Medya üzerinde terör estiriliyor: “O kadar etkisiz ve çaresizler ki, 7 televizyon kanalını kendi tabanlarına hitap ediyor, toplumun değişik kesimlerine ulaşıyor diye susturmaya çalışmışlardır. Bu, tam anlamıyla medya terörüdür. Bu medya terörünün başında kimin olduğu, kararları kimin verdiği çok açıktır. Kaçak sarayda oturan zat duymak istediği sesten başka hiçbir şey duymamak için bu kanalları kapattırmıştır. Bunun adı Digiturk'ten çıkartma değil, kapattırmadır.”
Ahmet Hakan'a saldıranların serbest kalması hukuk rezaletidir: “Ahmet Hakan'ın dövülmesinin ardından saldırganların bırakılması bir hukuk rezaletidir. Ortada bir suç örgütü vardır ve bizim yasalarımız 3 kişinin bir araya gelip planlı ve organize bir şekilde emir-talimat doğrultusunda yaptıkları bir eylemi organize suç kavramına sokar. Burada 3 kişi değil, 7 kişi vardır. Telefon görüşmeleri 7 kişinin planlı ve kasıtlı bir şekilde bir araya geldiğini ve Ahmet Hakan'ı dövmeye belki de öldürmeye çalıştıklarını göstermiştir. Bir kişi tutuklanmıştır, o da kamuoyunda tepkileri dindirmeye yöneliktir. Örgütlü suç, basit bir suç haline dönüştürülmüştür. Bunu dönüştürenler Ahmet Hakan'a atılan yumrukların ortaklarıdır.”

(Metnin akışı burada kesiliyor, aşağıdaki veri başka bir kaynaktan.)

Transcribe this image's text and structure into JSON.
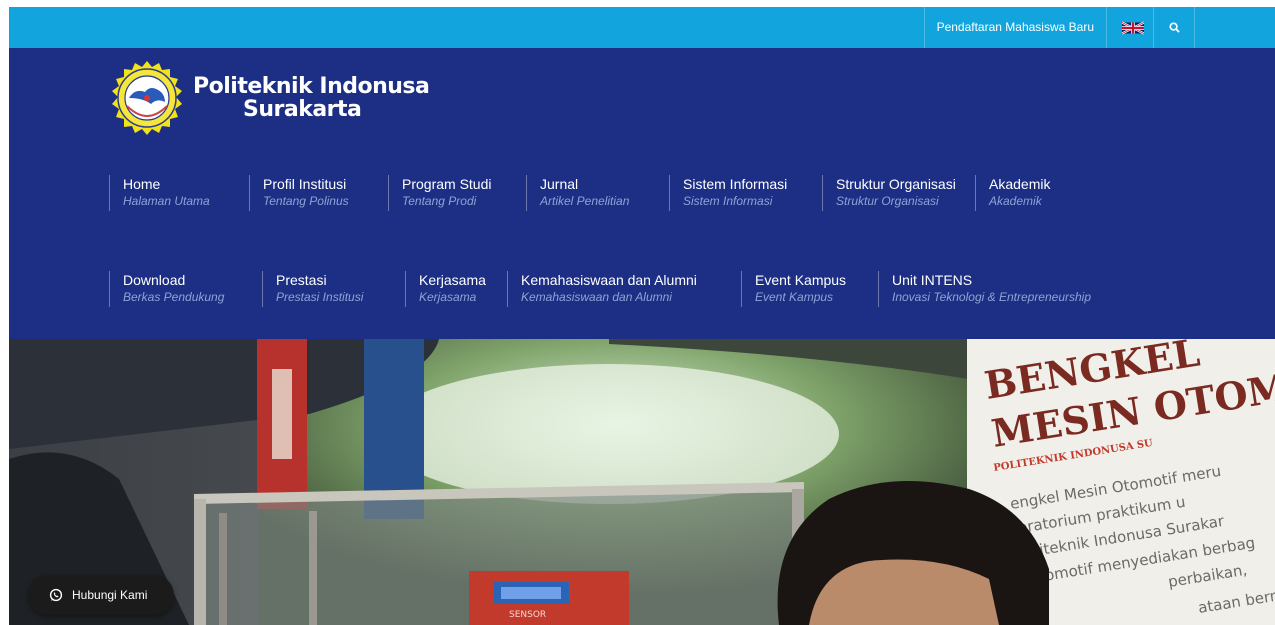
{
  "topbar": {
    "registration_link": "Pendaftaran Mahasiswa Baru",
    "language_flag_icon": "uk-flag-icon",
    "search_icon": "search-icon"
  },
  "logo": {
    "name_line1": "Politeknik Indonusa",
    "name_line2": "Surakarta",
    "emblem_icon": "politeknik-emblem-logo"
  },
  "nav": {
    "row1": [
      {
        "title": "Home",
        "subtitle": "Halaman Utama"
      },
      {
        "title": "Profil Institusi",
        "subtitle": "Tentang Polinus"
      },
      {
        "title": "Program Studi",
        "subtitle": "Tentang Prodi"
      },
      {
        "title": "Jurnal",
        "subtitle": "Artikel Penelitian"
      },
      {
        "title": "Sistem Informasi",
        "subtitle": "Sistem Informasi"
      },
      {
        "title": "Struktur Organisasi",
        "subtitle": "Struktur Organisasi"
      },
      {
        "title": "Akademik",
        "subtitle": "Akademik"
      }
    ],
    "row2": [
      {
        "title": "Download",
        "subtitle": "Berkas Pendukung"
      },
      {
        "title": "Prestasi",
        "subtitle": "Prestasi Institusi"
      },
      {
        "title": "Kerjasama",
        "subtitle": "Kerjasama"
      },
      {
        "title": "Kemahasiswaan dan Alumni",
        "subtitle": "Kemahasiswaan dan Alumni"
      },
      {
        "title": "Event Kampus",
        "subtitle": "Event Kampus"
      },
      {
        "title": "Unit INTENS",
        "subtitle": "Inovasi Teknologi & Entrepreneurship"
      }
    ]
  },
  "hero": {
    "banner_line1": "BENGKEL",
    "banner_line2": "MESIN OTOM",
    "banner_line3": "POLITEKNIK INDONUSA SU",
    "banner_body": [
      "engkel Mesin Otomotif meru",
      "oratorium praktikum u",
      "oliteknik Indonusa Surakar",
      "otomotif menyediakan berbag",
      "perbaikan,",
      "ataan bermot"
    ],
    "device_label": "SENSOR"
  },
  "whatsapp": {
    "label": "Hubungi Kami",
    "icon": "whatsapp-icon"
  },
  "colors": {
    "topbar": "#12a4dc",
    "header": "#1c2f84",
    "nav_subtitle": "#8fa3d6"
  }
}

Cumhurbaşkanı'na hakaret maddesi AİHS'ye aykırı: “Bülent Keneş'e yönelik tutuklama her anlamda hukuk dışıdır. Keneş'in yargılandığı TCK 299. madde tutuklamayı istisnai olarak öngörür. Bu madde ertelemeli suçlar kapsamına giren bir maddedir. Yani siz Cumhurbaşkanı'na hakaret etseniz bile tutuklamanız öngörülmez, ilk cezayı aldığınızda bu ceza ertelenir ve aynı suçu bir daha işlediğiniz takdirde yürürlüğe girer. Keneş'in tutuklanması TCK 299'a aykırıdır. Ayrıca bu maddenin mutlaka yürürlükten kaldırılması gerekir. Bununla ilgili biz kanun teklifi de verdik. Avrupa İnsan Hakları Sözleşmesi, devlet yöneticilerinin yurttaşlardan daha farklı bir şekilde yargılanamayacağını ve farklı bir koruma zırhına sahip olamayacağını söylüyor. Devlet vatandaşını korumakla yükümlüyken devlet yöneticilerini koruyup vatandaşı mağdur eder bir hale dönüşmüştür.”

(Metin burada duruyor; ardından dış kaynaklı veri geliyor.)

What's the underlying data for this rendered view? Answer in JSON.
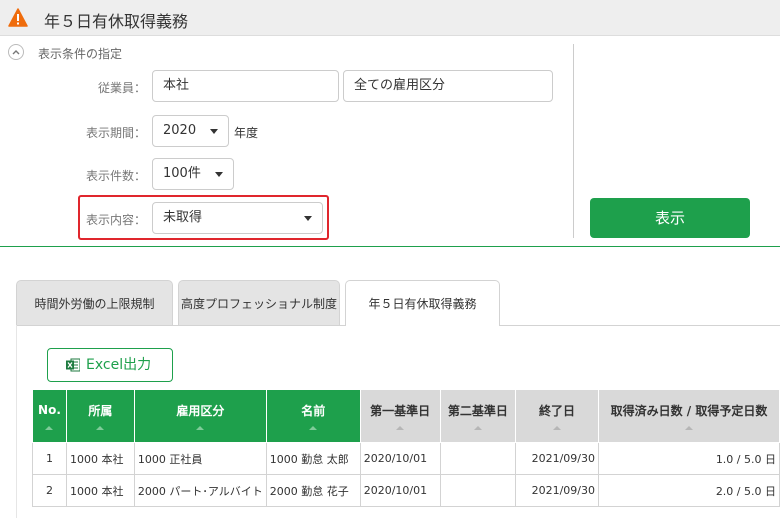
{
  "header": {
    "title": "年５日有休取得義務"
  },
  "conditions": {
    "title": "表示条件の指定",
    "employee_label": "従業員：",
    "employee_value": "本社",
    "employment_type_value": "全ての雇用区分",
    "period_label": "表示期間：",
    "period_value": "2020",
    "period_unit": "年度",
    "count_label": "表示件数：",
    "count_value": "100件",
    "content_label": "表示内容：",
    "content_value": "未取得",
    "show_button": "表示"
  },
  "tabs": [
    {
      "label": "時間外労働の上限規制",
      "active": false
    },
    {
      "label": "高度プロフェッショナル制度",
      "active": false
    },
    {
      "label": "年５日有休取得義務",
      "active": true
    }
  ],
  "excel_button": "Excel出力",
  "table": {
    "headers": [
      "No.",
      "所属",
      "雇用区分",
      "名前",
      "第一基準日",
      "第二基準日",
      "終了日",
      "取得済み日数 / 取得予定日数"
    ],
    "rows": [
      [
        "1",
        "1000 本社",
        "1000 正社員",
        "1000 勤怠 太郎",
        "2020/10/01",
        "",
        "2021/09/30",
        "1.0 / 5.0 日"
      ],
      [
        "2",
        "1000 本社",
        "2000 パート･アルバイト",
        "2000 勤怠 花子",
        "2020/10/01",
        "",
        "2021/09/30",
        "2.0 / 5.0 日"
      ]
    ]
  },
  "colors": {
    "accent": "#1ea04c",
    "highlight": "#e0262d",
    "warning": "#ef6c0c"
  },
  "icons": {
    "header": "warning-icon",
    "toggle": "chevron-up-icon",
    "excel": "excel-icon"
  }
}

Ankara katliamı göz göre göre geldi
AKP, IŞİD ve benzeri terör örgütlerini alternatif bir ordu olarak kullanmak istedi. Gerektiğinde kimi zaman Kürtleri dövdürebileceği, kimi zaman Alevilerin üzerine salabileceği bir yapı olarak gördü ve bu yüzden IŞİD'in örgütlenmesinin önü açıldı. Ankara katliamı da göz göre göre geldi. Suruç katliamından sonra tek bir kişinin bile yakalanmamış olması, oraya bomba koyanların bağlantılarının açığa çıkarılmamış olması IŞİD'e göz yummaktır. Burada istihbarat teşkilatının zafiyetinden daha çok teşkilatın elinin kolunun bağlı olması söz konusudur. Teşkilat eğer 3 bombacıyı yakalayamıyorsa zaten o koltuklarda oturmasınlar.

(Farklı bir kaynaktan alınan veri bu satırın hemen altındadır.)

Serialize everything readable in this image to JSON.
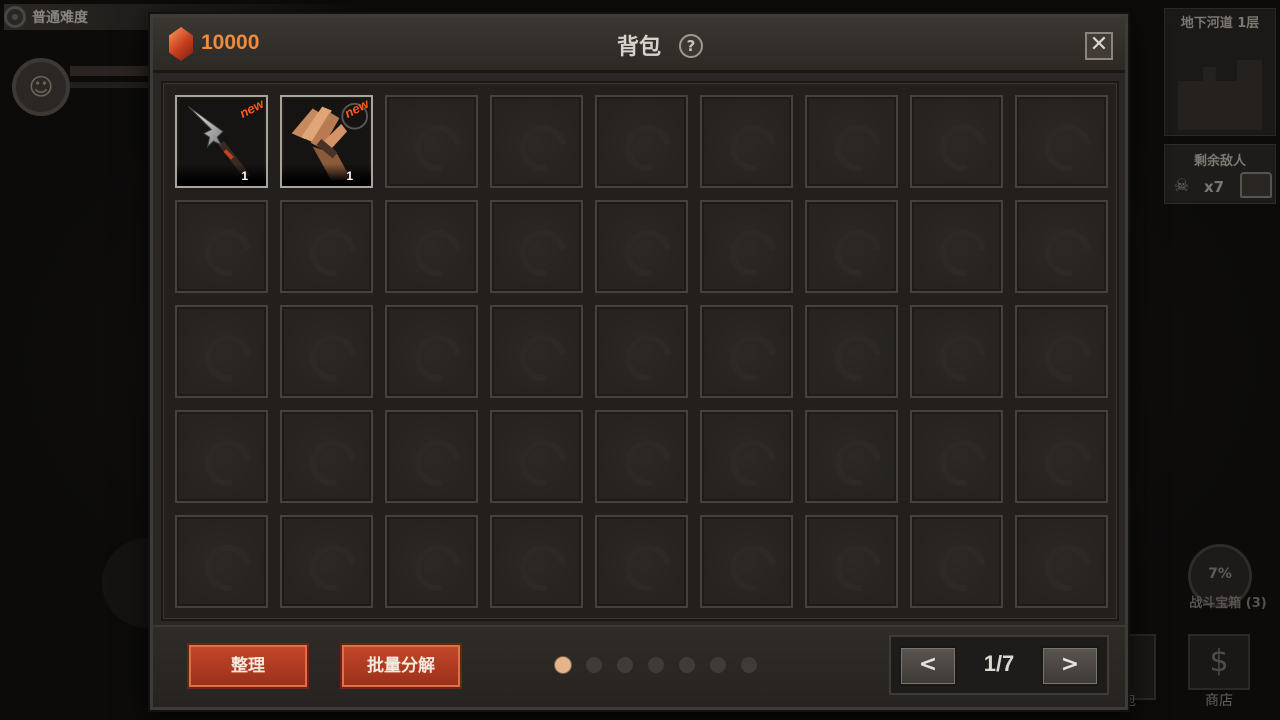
{
  "hud": {
    "difficulty": "普通难度",
    "floor": "地下河道 1层",
    "enemies_label": "剩余敌人",
    "enemies_count": "x7",
    "medal_percent": "7%",
    "medal_label": "战斗宝箱 (3)",
    "shop_label": "商店",
    "bag_label_partial": "包"
  },
  "bag": {
    "currency_amount": "10000",
    "title": "背包",
    "help_symbol": "?",
    "close_symbol": "✕",
    "items": [
      {
        "name": "spear-head",
        "badge": "new",
        "qty": "1"
      },
      {
        "name": "stake-bundle",
        "badge": "new",
        "qty": "1"
      }
    ],
    "empty_slots": 43,
    "buttons": {
      "sort": "整理",
      "batch_decompose": "批量分解"
    },
    "page_dots": 7,
    "current_dot": 1,
    "pagination": {
      "prev": "<",
      "next": ">",
      "text": "1/7"
    }
  }
}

Gizlilik kararı tam anlamıyla karartma
Ankara katliamından sora alınan gizlilik kararı tam bir karartmaya dönüşmüştür. Gizlilik kararı savcıyı ilgilendiren, polisi ilgilendiren bir meseledir. Savcı eğer delillere ulaşırsa, soruşturma bitene kadar kimseyle paylaşmaz. Paylaşmak zorunda da değildir. Ama toplumun bu konuyla ilgili konuşmasını ve orada katledilen insanların konuşulmasını engelleyemezsiniz. Bunun adı tam anlamıyla karartmadır. AKP iktidarı karartarak gerçeklerin gün yüzüne çıkmasını engellemeye çalışıyor. Nedir bu korkunun sebebi? Toplumun katliamın sebeplerini, sonuçlarını, yaptıranları konuşmasından neden çekiniyor? Karartma yapılarak bu katliam unutturulmaya çalışılıyor. Mahkemenin verdiği karar, Anayasa'yı ayakları altına alan bir karar.”